16,28: "Sono venuto nel mondo, ora lascio di nuovo il mondo e vado al Padre".
Così, a questo i suoi discepoli rispondono: "Ora parli chiaramente e non usi
similitudini, ora conosciamo che sai tutto...per questo crediamo che sei
uscito da Dio" Il prologo e tutto il vangelo si formano dal moto di Gesù che,
uscito dal Padre torna al Padre. La struttura interna, con la discesa nel
mondo e con la salita al Padre, raggiunge nella nostra vita il suo vertice
nel dono della luce, della grazia e della verità che, se accolte, ci rendono
figli di Dio.

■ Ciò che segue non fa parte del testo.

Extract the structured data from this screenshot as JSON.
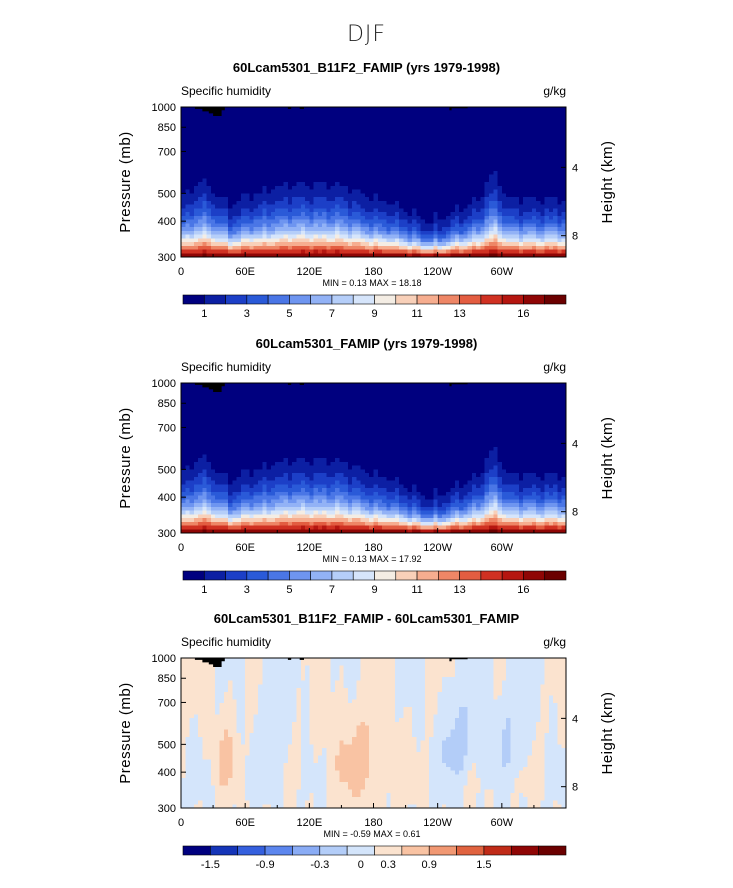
{
  "page": {
    "season": "DJF"
  },
  "chart_data": [
    {
      "type": "contour",
      "title": "60Lcam5301_B11F2_FAMIP (yrs 1979-1998)",
      "left_label": "Specific humidity",
      "right_label": "g/kg",
      "ylabel": "Pressure (mb)",
      "ylabel_right": "Height (km)",
      "yticks": [
        300,
        400,
        500,
        700,
        850,
        1000
      ],
      "yticks_right": [
        8,
        4
      ],
      "xticks": [
        "0",
        "60E",
        "120E",
        "180",
        "120W",
        "60W"
      ],
      "xlim": [
        0,
        360
      ],
      "ylim": [
        1000,
        300
      ],
      "stats": "MIN =    0.13   MAX =   18.18",
      "min": 0.13,
      "max": 18.18,
      "levels": [
        1,
        2,
        3,
        4,
        5,
        6,
        7,
        8,
        9,
        10,
        11,
        12,
        13,
        14,
        15,
        16,
        17
      ],
      "colorbar_labels": [
        "1",
        "3",
        "5",
        "7",
        "9",
        "11",
        "13",
        "16"
      ],
      "variant": "full"
    },
    {
      "type": "contour",
      "title": "60Lcam5301_FAMIP (yrs 1979-1998)",
      "left_label": "Specific humidity",
      "right_label": "g/kg",
      "ylabel": "Pressure (mb)",
      "ylabel_right": "Height (km)",
      "yticks": [
        300,
        400,
        500,
        700,
        850,
        1000
      ],
      "yticks_right": [
        8,
        4
      ],
      "xticks": [
        "0",
        "60E",
        "120E",
        "180",
        "120W",
        "60W"
      ],
      "xlim": [
        0,
        360
      ],
      "ylim": [
        1000,
        300
      ],
      "stats": "MIN =    0.13   MAX =   17.92",
      "min": 0.13,
      "max": 17.92,
      "levels": [
        1,
        2,
        3,
        4,
        5,
        6,
        7,
        8,
        9,
        10,
        11,
        12,
        13,
        14,
        15,
        16,
        17
      ],
      "colorbar_labels": [
        "1",
        "3",
        "5",
        "7",
        "9",
        "11",
        "13",
        "16"
      ],
      "variant": "full"
    },
    {
      "type": "contour",
      "title": "60Lcam5301_B11F2_FAMIP - 60Lcam5301_FAMIP",
      "left_label": "Specific humidity",
      "right_label": "g/kg",
      "ylabel": "Pressure (mb)",
      "ylabel_right": "Height (km)",
      "yticks": [
        300,
        400,
        500,
        700,
        850,
        1000
      ],
      "yticks_right": [
        8,
        4
      ],
      "xticks": [
        "0",
        "60E",
        "120E",
        "180",
        "120W",
        "60W"
      ],
      "xlim": [
        0,
        360
      ],
      "ylim": [
        1000,
        300
      ],
      "stats": "MIN =   -0.59   MAX =    0.61",
      "min": -0.59,
      "max": 0.61,
      "levels": [
        -1.8,
        -1.5,
        -1.2,
        -0.9,
        -0.6,
        -0.3,
        0,
        0.3,
        0.6,
        0.9,
        1.2,
        1.5,
        1.8
      ],
      "colorbar_labels": [
        "-1.5",
        "-0.9",
        "-0.3",
        "0",
        "0.3",
        "0.9",
        "1.5"
      ],
      "variant": "diff"
    }
  ],
  "colors": {
    "full": [
      "#00007f",
      "#0c1fa3",
      "#1c3fc7",
      "#2a5ad8",
      "#4a76e6",
      "#6e95f0",
      "#92b2f6",
      "#b5cef9",
      "#d6e5fb",
      "#f4ede4",
      "#f8d0b9",
      "#f6ad8f",
      "#ee8666",
      "#e35d41",
      "#d03122",
      "#b51610",
      "#8f0605",
      "#6b0000"
    ],
    "diff": [
      "#00007f",
      "#1535b8",
      "#3560de",
      "#5c86ee",
      "#8aacf5",
      "#b3cdf8",
      "#d4e5fb",
      "#fbe3cf",
      "#f9c3a3",
      "#f19873",
      "#e0633f",
      "#c02b18",
      "#8f0605",
      "#6b0000"
    ]
  }
}
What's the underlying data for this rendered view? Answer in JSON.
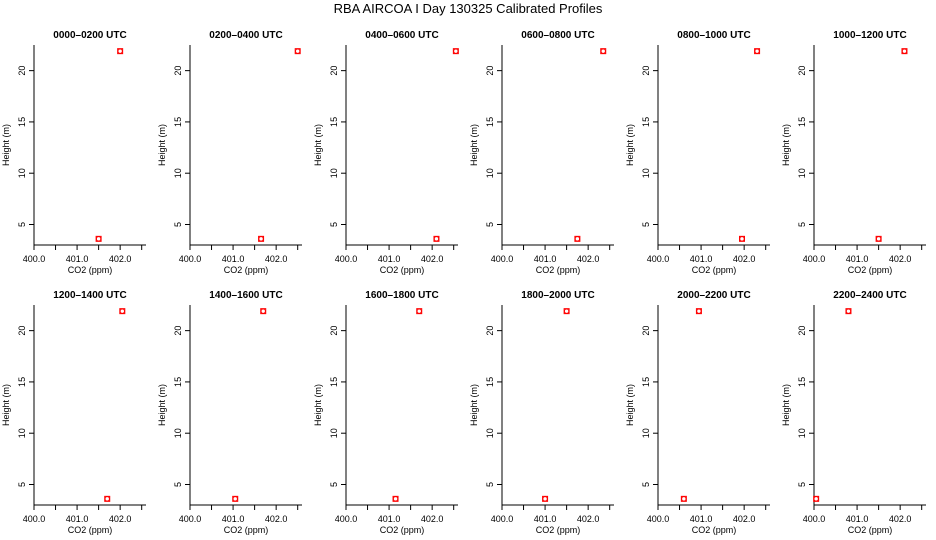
{
  "figure": {
    "title": "RBA AIRCOA I  Day 130325  Calibrated Profiles",
    "marker_color": "#ff0000"
  },
  "chart_data": [
    {
      "type": "scatter",
      "title": "0000–0200 UTC",
      "xlabel": "CO2 (ppm)",
      "ylabel": "Height (m)",
      "xlim": [
        400.0,
        402.6
      ],
      "ylim": [
        3.0,
        22.5
      ],
      "x_ticks": [
        "400.0",
        "401.0",
        "402.0"
      ],
      "y_ticks": [
        "5",
        "10",
        "15",
        "20"
      ],
      "points": [
        {
          "x": 401.5,
          "y": 3.6
        },
        {
          "x": 402.0,
          "y": 21.9
        }
      ]
    },
    {
      "type": "scatter",
      "title": "0200–0400 UTC",
      "xlabel": "CO2 (ppm)",
      "ylabel": "Height (m)",
      "xlim": [
        400.0,
        402.6
      ],
      "ylim": [
        3.0,
        22.5
      ],
      "x_ticks": [
        "400.0",
        "401.0",
        "402.0"
      ],
      "y_ticks": [
        "5",
        "10",
        "15",
        "20"
      ],
      "points": [
        {
          "x": 401.65,
          "y": 3.6
        },
        {
          "x": 402.5,
          "y": 21.9
        }
      ]
    },
    {
      "type": "scatter",
      "title": "0400–0600 UTC",
      "xlabel": "CO2 (ppm)",
      "ylabel": "Height (m)",
      "xlim": [
        400.0,
        402.6
      ],
      "ylim": [
        3.0,
        22.5
      ],
      "x_ticks": [
        "400.0",
        "401.0",
        "402.0"
      ],
      "y_ticks": [
        "5",
        "10",
        "15",
        "20"
      ],
      "points": [
        {
          "x": 402.1,
          "y": 3.6
        },
        {
          "x": 402.55,
          "y": 21.9
        }
      ]
    },
    {
      "type": "scatter",
      "title": "0600–0800 UTC",
      "xlabel": "CO2 (ppm)",
      "ylabel": "Height (m)",
      "xlim": [
        400.0,
        402.6
      ],
      "ylim": [
        3.0,
        22.5
      ],
      "x_ticks": [
        "400.0",
        "401.0",
        "402.0"
      ],
      "y_ticks": [
        "5",
        "10",
        "15",
        "20"
      ],
      "points": [
        {
          "x": 401.75,
          "y": 3.6
        },
        {
          "x": 402.35,
          "y": 21.9
        }
      ]
    },
    {
      "type": "scatter",
      "title": "0800–1000 UTC",
      "xlabel": "CO2 (ppm)",
      "ylabel": "Height (m)",
      "xlim": [
        400.0,
        402.6
      ],
      "ylim": [
        3.0,
        22.5
      ],
      "x_ticks": [
        "400.0",
        "401.0",
        "402.0"
      ],
      "y_ticks": [
        "5",
        "10",
        "15",
        "20"
      ],
      "points": [
        {
          "x": 401.95,
          "y": 3.6
        },
        {
          "x": 402.3,
          "y": 21.9
        }
      ]
    },
    {
      "type": "scatter",
      "title": "1000–1200 UTC",
      "xlabel": "CO2 (ppm)",
      "ylabel": "Height (m)",
      "xlim": [
        400.0,
        402.6
      ],
      "ylim": [
        3.0,
        22.5
      ],
      "x_ticks": [
        "400.0",
        "401.0",
        "402.0"
      ],
      "y_ticks": [
        "5",
        "10",
        "15",
        "20"
      ],
      "points": [
        {
          "x": 401.5,
          "y": 3.6
        },
        {
          "x": 402.1,
          "y": 21.9
        }
      ]
    },
    {
      "type": "scatter",
      "title": "1200–1400 UTC",
      "xlabel": "CO2 (ppm)",
      "ylabel": "Height (m)",
      "xlim": [
        400.0,
        402.6
      ],
      "ylim": [
        3.0,
        22.5
      ],
      "x_ticks": [
        "400.0",
        "401.0",
        "402.0"
      ],
      "y_ticks": [
        "5",
        "10",
        "15",
        "20"
      ],
      "points": [
        {
          "x": 401.7,
          "y": 3.6
        },
        {
          "x": 402.05,
          "y": 21.9
        }
      ]
    },
    {
      "type": "scatter",
      "title": "1400–1600 UTC",
      "xlabel": "CO2 (ppm)",
      "ylabel": "Height (m)",
      "xlim": [
        400.0,
        402.6
      ],
      "ylim": [
        3.0,
        22.5
      ],
      "x_ticks": [
        "400.0",
        "401.0",
        "402.0"
      ],
      "y_ticks": [
        "5",
        "10",
        "15",
        "20"
      ],
      "points": [
        {
          "x": 401.05,
          "y": 3.6
        },
        {
          "x": 401.7,
          "y": 21.9
        }
      ]
    },
    {
      "type": "scatter",
      "title": "1600–1800 UTC",
      "xlabel": "CO2 (ppm)",
      "ylabel": "Height (m)",
      "xlim": [
        400.0,
        402.6
      ],
      "ylim": [
        3.0,
        22.5
      ],
      "x_ticks": [
        "400.0",
        "401.0",
        "402.0"
      ],
      "y_ticks": [
        "5",
        "10",
        "15",
        "20"
      ],
      "points": [
        {
          "x": 401.15,
          "y": 3.6
        },
        {
          "x": 401.7,
          "y": 21.9
        }
      ]
    },
    {
      "type": "scatter",
      "title": "1800–2000 UTC",
      "xlabel": "CO2 (ppm)",
      "ylabel": "Height (m)",
      "xlim": [
        400.0,
        402.6
      ],
      "ylim": [
        3.0,
        22.5
      ],
      "x_ticks": [
        "400.0",
        "401.0",
        "402.0"
      ],
      "y_ticks": [
        "5",
        "10",
        "15",
        "20"
      ],
      "points": [
        {
          "x": 401.0,
          "y": 3.6
        },
        {
          "x": 401.5,
          "y": 21.9
        }
      ]
    },
    {
      "type": "scatter",
      "title": "2000–2200 UTC",
      "xlabel": "CO2 (ppm)",
      "ylabel": "Height (m)",
      "xlim": [
        400.0,
        402.6
      ],
      "ylim": [
        3.0,
        22.5
      ],
      "x_ticks": [
        "400.0",
        "401.0",
        "402.0"
      ],
      "y_ticks": [
        "5",
        "10",
        "15",
        "20"
      ],
      "points": [
        {
          "x": 400.6,
          "y": 3.6
        },
        {
          "x": 400.95,
          "y": 21.9
        }
      ]
    },
    {
      "type": "scatter",
      "title": "2200–2400 UTC",
      "xlabel": "CO2 (ppm)",
      "ylabel": "Height (m)",
      "xlim": [
        400.0,
        402.6
      ],
      "ylim": [
        3.0,
        22.5
      ],
      "x_ticks": [
        "400.0",
        "401.0",
        "402.0"
      ],
      "y_ticks": [
        "5",
        "10",
        "15",
        "20"
      ],
      "points": [
        {
          "x": 400.05,
          "y": 3.6
        },
        {
          "x": 400.8,
          "y": 21.9
        }
      ]
    }
  ]
}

Il Prologo è l'inizio del vangelo di Giovanni che illustra,
anticipandoli e sintetizzandoli, tutti i temi del Vangelo di Giovanni: Gesù è
il Verbo di Dio che si fa carne e viene ad abitare tra noi. Possiamo
distinguere quattro sezioni in cui si intrecciano i significati - della
identità del Verbo e della sua missione nel mondo, rivelatore del Padre e
salvatore, - della missione di Giovanni Battista, - del rifiuto e della
fede del mondo in Cristo Gesù, - di pienezza di Cristo. La prima
sezione (vv. 1-5) ci presenta il Verbo, come Dio, origine e mediatore della
creazione, vita e luce. Egli è fonte di vita per gli uomini in quanto
creatore con Dio e in quanto luce degli uomini. La luce rivela ciò che è
nascosto: il mistero di Dio, e ciò che si nasconde nelle tenebre: il peccato
degli uomini. L'evangelista Giovanni afferma che, a causa della
resurrezione, il Verbo è più forte delle tenebre e della morte. La seconda
sezione (vv. 6-9) parla di Giovanni il Battezzatore come testimone che viene
da Dio per mostrare al popolo ebreo la luce di Cristo, la luce vera che
illumina la vita di ciascuno di noi. Giovanni il Battista è consapevole di
non essere lui la luce, ma il suo compito è quello di dare testimonianza a
Gesù, che è venuto come la luce vera.